# Searching of Classifier Hyperparameters

#### Introduction

One baseline dataset [dimension = 128, random seed = None] was used for searching of optimal classifer hyperparmeters.

Two classifiers were experiemented in focus, namely Bagging SVM, Random Forest. 

The data are normalised. The dataset is split into training and testing set. GridSearchCV is employed to build the classifier pipeline and cross validation for each set of hyperparamters. Three scorers, top20, top100 and AUPRC are used to evaluate the classifiers. The results are used for selection of the best performers. 

User can use this notebook to amend the hyperparameters as well as the scorer.

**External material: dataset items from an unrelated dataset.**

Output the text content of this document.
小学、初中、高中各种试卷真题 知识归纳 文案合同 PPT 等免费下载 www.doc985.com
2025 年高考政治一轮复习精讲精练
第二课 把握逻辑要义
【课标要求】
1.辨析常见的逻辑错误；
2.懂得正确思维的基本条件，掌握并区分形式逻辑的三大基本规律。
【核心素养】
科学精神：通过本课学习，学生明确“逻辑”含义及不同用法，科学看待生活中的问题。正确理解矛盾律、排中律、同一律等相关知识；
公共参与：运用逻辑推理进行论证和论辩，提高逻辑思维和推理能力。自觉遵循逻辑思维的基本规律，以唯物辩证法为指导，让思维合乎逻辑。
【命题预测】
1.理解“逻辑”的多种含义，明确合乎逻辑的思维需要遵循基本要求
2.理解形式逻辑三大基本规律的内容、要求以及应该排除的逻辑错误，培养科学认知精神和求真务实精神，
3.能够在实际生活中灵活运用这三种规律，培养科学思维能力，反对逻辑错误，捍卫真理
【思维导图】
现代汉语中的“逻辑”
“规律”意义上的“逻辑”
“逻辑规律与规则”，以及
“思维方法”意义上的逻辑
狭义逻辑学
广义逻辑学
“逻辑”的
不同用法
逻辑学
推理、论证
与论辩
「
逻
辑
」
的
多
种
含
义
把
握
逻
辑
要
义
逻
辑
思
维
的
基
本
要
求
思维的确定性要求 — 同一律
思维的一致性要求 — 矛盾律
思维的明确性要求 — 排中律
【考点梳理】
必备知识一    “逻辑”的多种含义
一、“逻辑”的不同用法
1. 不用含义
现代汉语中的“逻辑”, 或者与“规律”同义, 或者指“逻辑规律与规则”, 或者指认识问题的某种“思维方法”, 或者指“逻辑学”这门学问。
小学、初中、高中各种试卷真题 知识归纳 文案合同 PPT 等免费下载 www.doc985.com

#### Evaluation of model performance:

Input:	dataset, hyperparameters grid, performance scorers

Process:

-  Configuration scorers
-  Split the baseline dataset into training and testing dataset, 
-  Configure GridsearchCV pipeline
-  Fitting of training data
-  display the results

Quality control:

-	verify total number of CV splits and the total number of combinations of hyperparameter

Output:	

-	Evaluation results of by the GridSearch method

Remarks: User can amend the hyperparameters settings


#### Import Libraries

In [None]:
import os
import pandas as pd
import numpy as np
from sklearn.model_selection import train_test_split
from pulearn import BaggingPuClassifier
from sklearn.preprocessing import StandardScaler
from sklearn.model_selection import GridSearchCV
from sklearn.svm import SVC
from sklearn.tree import DecisionTreeClassifier
from sklearn.pipeline import Pipeline
from sklearn.metrics import make_scorer, average_precision_score
from sklearn.model_selection import train_test_split

#### Define helper functions

In [None]:
# defined performance metrics scorers

def auprc_score(y_true, y_pred):
    '''
    scoring function of AUPRC
    parametes:
        y_true: pandas series, series of value of the class label
        y_pred: numpy array, the predicted probality of positive class
    return:
        AUPRC value
    '''
    return average_precision_score(y_true, y_pred)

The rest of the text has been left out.